Principales modifications

Les restrictions de vente en ligne consistent à fixer un prix de gros plus élevé ou des critères de ventes différents pour les produits destinés à être vendus tant en ligne que hors ligne. Selon les règles actuelles, de telles restrictions ne pouvaient pas bénéficier du REC. Le projet de révision assouplit cette position et permet aux fournisseurs de fixer des prix de gros ou des critères de ventes différents pour les ventes en ligne et hors ligne par le même distributeur à condition que la différence soit liée aux coûts et investissements encourus pour chaque canal.

La double distribution désigne une situation dans laquelle le fournisseur vend indirectement (par le biais d'un distributeur) ainsi que directement (souvent par le biais de son propre site web) au consommateur.

Le REC actuel exempte les accords de double distribution. Toutefois, étant donné que le fournisseur est en concurrence avec son distributeur au niveau du commerce de détail, il peut imposer des obligations susceptibles de lui conférer un avantage concurrentiel injustifié vis-à-vis ses distributeurs, par exemple, en exigeant des informations sensibles sur le plan concurrentiel des distributeurs (telles que les prix, les clients ou les volumes de vente).

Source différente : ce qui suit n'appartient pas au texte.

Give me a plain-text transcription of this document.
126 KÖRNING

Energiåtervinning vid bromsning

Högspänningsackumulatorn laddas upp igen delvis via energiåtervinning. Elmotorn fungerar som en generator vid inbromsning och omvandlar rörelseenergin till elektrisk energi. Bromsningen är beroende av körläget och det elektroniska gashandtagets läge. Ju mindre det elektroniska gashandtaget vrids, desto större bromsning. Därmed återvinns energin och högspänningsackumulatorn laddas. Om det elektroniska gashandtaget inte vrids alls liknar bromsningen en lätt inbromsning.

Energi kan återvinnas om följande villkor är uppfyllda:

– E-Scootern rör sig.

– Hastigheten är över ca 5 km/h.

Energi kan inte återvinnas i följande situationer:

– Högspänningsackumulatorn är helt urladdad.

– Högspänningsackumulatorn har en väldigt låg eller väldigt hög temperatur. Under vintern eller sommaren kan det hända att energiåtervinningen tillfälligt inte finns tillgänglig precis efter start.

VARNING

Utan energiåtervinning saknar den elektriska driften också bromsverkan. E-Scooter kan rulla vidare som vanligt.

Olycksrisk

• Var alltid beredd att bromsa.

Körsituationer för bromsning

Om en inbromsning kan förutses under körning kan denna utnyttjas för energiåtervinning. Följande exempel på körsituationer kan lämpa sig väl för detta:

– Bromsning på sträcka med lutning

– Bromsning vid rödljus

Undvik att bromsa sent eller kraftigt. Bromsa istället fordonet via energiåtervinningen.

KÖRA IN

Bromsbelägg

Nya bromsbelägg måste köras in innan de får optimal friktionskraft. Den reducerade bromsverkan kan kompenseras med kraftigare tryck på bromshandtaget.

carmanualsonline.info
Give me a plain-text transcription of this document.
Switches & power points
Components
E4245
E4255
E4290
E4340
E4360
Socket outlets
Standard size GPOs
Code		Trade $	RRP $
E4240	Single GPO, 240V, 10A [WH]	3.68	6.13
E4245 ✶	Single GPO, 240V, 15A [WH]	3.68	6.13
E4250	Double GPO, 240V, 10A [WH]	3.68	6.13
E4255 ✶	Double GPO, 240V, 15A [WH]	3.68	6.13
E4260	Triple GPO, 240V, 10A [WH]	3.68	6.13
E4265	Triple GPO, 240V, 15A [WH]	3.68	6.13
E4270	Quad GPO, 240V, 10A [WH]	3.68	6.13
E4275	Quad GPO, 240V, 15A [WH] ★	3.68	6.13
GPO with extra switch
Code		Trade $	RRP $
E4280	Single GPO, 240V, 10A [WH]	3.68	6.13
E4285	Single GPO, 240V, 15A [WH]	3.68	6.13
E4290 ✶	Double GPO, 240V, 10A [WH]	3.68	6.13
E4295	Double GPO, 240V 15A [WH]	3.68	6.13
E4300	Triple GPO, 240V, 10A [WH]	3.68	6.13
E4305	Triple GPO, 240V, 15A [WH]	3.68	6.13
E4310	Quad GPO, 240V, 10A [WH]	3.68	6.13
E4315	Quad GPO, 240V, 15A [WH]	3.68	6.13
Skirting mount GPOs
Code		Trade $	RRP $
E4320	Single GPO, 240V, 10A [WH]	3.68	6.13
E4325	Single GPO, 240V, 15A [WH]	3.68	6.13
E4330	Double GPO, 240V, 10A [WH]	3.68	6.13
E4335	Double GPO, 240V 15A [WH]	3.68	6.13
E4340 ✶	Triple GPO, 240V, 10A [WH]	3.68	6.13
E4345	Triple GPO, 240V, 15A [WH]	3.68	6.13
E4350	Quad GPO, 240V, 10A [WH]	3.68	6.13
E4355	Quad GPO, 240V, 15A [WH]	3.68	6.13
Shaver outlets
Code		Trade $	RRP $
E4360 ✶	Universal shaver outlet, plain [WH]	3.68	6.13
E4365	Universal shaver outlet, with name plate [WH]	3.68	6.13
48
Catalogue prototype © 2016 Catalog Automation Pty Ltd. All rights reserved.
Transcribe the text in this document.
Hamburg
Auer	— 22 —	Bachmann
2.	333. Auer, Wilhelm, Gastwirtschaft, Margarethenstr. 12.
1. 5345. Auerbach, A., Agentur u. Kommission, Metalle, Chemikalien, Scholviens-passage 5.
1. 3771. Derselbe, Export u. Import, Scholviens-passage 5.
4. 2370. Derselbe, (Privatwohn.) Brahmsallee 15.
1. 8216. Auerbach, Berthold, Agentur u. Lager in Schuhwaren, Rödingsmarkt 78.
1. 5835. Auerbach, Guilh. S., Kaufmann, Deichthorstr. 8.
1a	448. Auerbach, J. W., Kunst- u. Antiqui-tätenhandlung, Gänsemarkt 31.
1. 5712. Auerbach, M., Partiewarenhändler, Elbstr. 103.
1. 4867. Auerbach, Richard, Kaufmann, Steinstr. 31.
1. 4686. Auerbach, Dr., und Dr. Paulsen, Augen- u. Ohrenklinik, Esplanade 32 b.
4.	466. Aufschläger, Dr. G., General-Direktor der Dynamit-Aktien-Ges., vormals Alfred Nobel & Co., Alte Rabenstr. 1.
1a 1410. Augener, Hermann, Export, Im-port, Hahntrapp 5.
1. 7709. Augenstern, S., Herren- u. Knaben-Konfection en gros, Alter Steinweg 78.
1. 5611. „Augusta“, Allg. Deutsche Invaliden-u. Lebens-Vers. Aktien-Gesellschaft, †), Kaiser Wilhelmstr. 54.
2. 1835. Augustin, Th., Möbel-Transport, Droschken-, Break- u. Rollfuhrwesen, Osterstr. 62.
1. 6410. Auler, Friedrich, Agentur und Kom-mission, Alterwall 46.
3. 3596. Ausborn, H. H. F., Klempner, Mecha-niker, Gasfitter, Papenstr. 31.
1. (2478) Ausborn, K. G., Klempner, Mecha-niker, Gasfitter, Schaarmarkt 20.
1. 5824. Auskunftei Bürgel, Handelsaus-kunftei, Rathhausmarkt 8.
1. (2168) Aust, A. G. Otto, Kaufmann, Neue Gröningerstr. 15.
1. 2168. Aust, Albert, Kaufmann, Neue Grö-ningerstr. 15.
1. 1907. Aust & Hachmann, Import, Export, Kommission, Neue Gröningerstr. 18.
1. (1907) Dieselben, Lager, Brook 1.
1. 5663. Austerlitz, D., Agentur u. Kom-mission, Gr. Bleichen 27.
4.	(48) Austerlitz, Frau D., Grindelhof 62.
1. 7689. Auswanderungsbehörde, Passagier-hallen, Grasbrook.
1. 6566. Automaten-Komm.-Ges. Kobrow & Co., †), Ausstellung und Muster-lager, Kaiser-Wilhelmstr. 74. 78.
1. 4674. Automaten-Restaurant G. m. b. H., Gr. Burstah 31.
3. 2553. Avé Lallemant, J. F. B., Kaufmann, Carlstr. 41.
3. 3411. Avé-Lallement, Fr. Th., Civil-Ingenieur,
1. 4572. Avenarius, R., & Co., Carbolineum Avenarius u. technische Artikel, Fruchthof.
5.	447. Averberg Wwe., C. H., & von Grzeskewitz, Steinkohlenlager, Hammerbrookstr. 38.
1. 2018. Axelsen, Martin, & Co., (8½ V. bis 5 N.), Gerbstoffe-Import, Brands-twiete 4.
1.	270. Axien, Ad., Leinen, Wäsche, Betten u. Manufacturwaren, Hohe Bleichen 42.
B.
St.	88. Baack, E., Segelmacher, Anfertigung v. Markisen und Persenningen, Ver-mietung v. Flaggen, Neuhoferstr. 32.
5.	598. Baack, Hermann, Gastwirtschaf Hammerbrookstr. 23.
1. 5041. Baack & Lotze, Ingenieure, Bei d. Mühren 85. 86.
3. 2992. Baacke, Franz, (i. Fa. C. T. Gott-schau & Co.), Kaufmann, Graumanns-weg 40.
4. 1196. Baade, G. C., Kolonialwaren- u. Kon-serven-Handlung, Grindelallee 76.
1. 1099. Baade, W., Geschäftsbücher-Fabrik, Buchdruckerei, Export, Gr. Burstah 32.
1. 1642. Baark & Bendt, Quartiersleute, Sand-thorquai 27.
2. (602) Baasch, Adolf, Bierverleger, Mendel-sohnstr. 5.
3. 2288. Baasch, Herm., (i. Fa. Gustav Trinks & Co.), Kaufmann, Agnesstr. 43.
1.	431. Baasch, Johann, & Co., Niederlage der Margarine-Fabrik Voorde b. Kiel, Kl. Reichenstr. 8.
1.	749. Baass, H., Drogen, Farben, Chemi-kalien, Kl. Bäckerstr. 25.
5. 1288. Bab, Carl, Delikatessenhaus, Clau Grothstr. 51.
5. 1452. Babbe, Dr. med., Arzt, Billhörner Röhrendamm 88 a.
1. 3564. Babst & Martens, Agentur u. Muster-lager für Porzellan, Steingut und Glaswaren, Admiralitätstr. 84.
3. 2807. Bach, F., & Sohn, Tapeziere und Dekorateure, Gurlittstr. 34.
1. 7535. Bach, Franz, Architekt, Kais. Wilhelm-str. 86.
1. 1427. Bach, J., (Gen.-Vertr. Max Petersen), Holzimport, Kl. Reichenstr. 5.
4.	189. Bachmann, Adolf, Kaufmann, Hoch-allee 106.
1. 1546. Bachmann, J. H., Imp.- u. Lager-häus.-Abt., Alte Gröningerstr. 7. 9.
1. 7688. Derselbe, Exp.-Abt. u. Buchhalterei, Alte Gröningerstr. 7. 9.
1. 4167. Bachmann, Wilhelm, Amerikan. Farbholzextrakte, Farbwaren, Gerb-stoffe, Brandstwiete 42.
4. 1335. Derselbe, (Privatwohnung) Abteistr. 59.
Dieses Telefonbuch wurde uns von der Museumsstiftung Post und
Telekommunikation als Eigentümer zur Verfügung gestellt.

Ceci est particulièrement inquiétant dans le cas de plateformes en ligne dominantes. Par conséquent, le projet de révision prévoit que les accords conclus par une plateforme en ligne, qui est également active au niveau du commerce de détail, ne bénéficient plus du REC. En outre, l'application du REC sera plus nuancée pour les échanges d'information sensibles. Si la part de marché combinée du fournisseur et du distributeur sur le marché de détail excède 10%, le REC ne sera plus applicable.

N'oubliez pas: une infraction à la concurrence peut faire l'objet d'amendes allant jusqu'à 10 % du chiffre d'affaires mondial du groupe de l'entreprise.

Enfin, les clauses de parité obligent une entreprise à offrir à son cocontractant (souvent une plateforme en ligne) des conditions identiques ou meilleures que celles d'autres plateformes. Contrairement aux règles actuelles, le projet de révision propose de ne plus faire bénéficier de telles clauses de parité du REC. Les clauses empêchant le cocontractant d'offrir de meilleures conditions sur son propre site web continuent à bénéficier de l'application du REC.

Les règles révisées définitives entreront en vigueur en juin 2022. Même si les règles révisées devraient apporter plus de certitude et permettre une adaptation plus efficace des règles de distribution, une incertitude quant à certains types de clauses, ou la mesure dans laquelle elles peuvent être considérées comme problématiques, peut subsister. Les entreprises doivent être prudentes lorsqu'elles (re)négocient leurs droits et obligations respectifs. N'oubliez pas: une infraction à la concurrence peut faire l'objet d'amendes allant jusqu'à 10 % du chiffre d'affaires mondial du groupe de l'entreprise.